Oh, the title of the fake movie (below) is a broad reference to an earlier, real De Sica film.


And here’s De Sica as himself, directing a movie. Rather excellent gag where a fake sandstorm is produced for the scene, and when the storm dies down, all the equipment has been stolen. This fake movie the real director is making stars another real director, John Huston, but confusingly/hilariously, he’s not played by John Huston. Maybe they’d assumed that Huston, like De Sica a serious gambler, would need the money and agree to play himself playing Moses.
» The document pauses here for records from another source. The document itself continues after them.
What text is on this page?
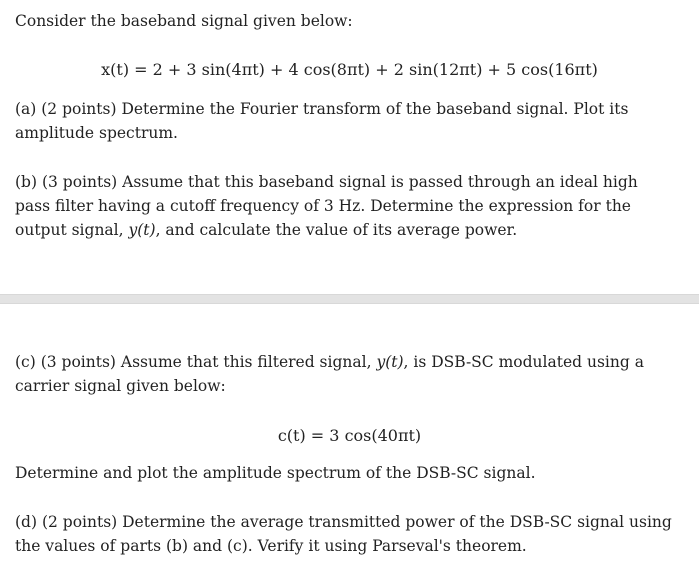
Consider the baseband signal given below:

x(t) = 2 + 3 sin(4πt) + 4 cos(8πt) + 2 sin(12πt) + 5 cos(16πt)

(a) (2 points) Determine the Fourier transform of the baseband signal. Plot its amplitude spectrum.

(b) (3 points) Assume that this baseband signal is passed through an ideal high pass filter having a cutoff frequency of 3 Hz. Determine the expression for the output signal, y(t), and calculate the value of its average power.

(c) (3 points) Assume that this filtered signal, y(t), is DSB-SC modulated using a carrier signal given below:

c(t) = 3 cos(40πt)

Determine and plot the amplitude spectrum of the DSB-SC signal.

(d) (2 points) Determine the average transmitted power of the DSB-SC signal using the values of parts (b) and (c). Verify it using Parseval's theorem.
Bizarrely, he eventually did play a different Lawgiver in BATTLE FOR THE PLANET OF THE APES.


And is it a reference to Italian movie dubbing when Akim Tamiroff (whose presence in caper movies seemed to be de rigeur — OCEAN’S ELEVEN, TOPKAPI) is lip-synched by Maria Grazia Buccella? It’s quite funny, anyway.


Neil Simon, who scripted, reckoned that the film was only fair, and that there was more funny stuff on a cutting room floor in Rome somewhere (including Sellers disguised as a Beatle). But, going into it with low expectations — I’d seen it once, years ago, and hadn’t laughed much, and we watched the other De Sica-Sellers collaboration, WOMAN TIMES SEVEN, and didn’t laugh at all — we actually found it very enjoyable indeed. It doesn’t really have a second act, just a bunch of stuff, but it has one of the best closing lines in history.

OK, maybe not top ten best end lines, but top hundred. I like it because it destroys the reality of what we’ve been watching, it FORCES THE FILM TO STOP.
AFTER THE FOX stars Pearly Gates; Samson; Goodnight; Det. Milton Arbogast; ‘Uncle’ Joe Grandi; Pope Alexander III; Nero Wolfe; Lucrezia Borgia; Professor Henry Harrington; Kreacher; Baron Fabrizio Donati; Sgt. ‘Muscles’ Dunn; Capannelle; and Fran Garland (archive footage).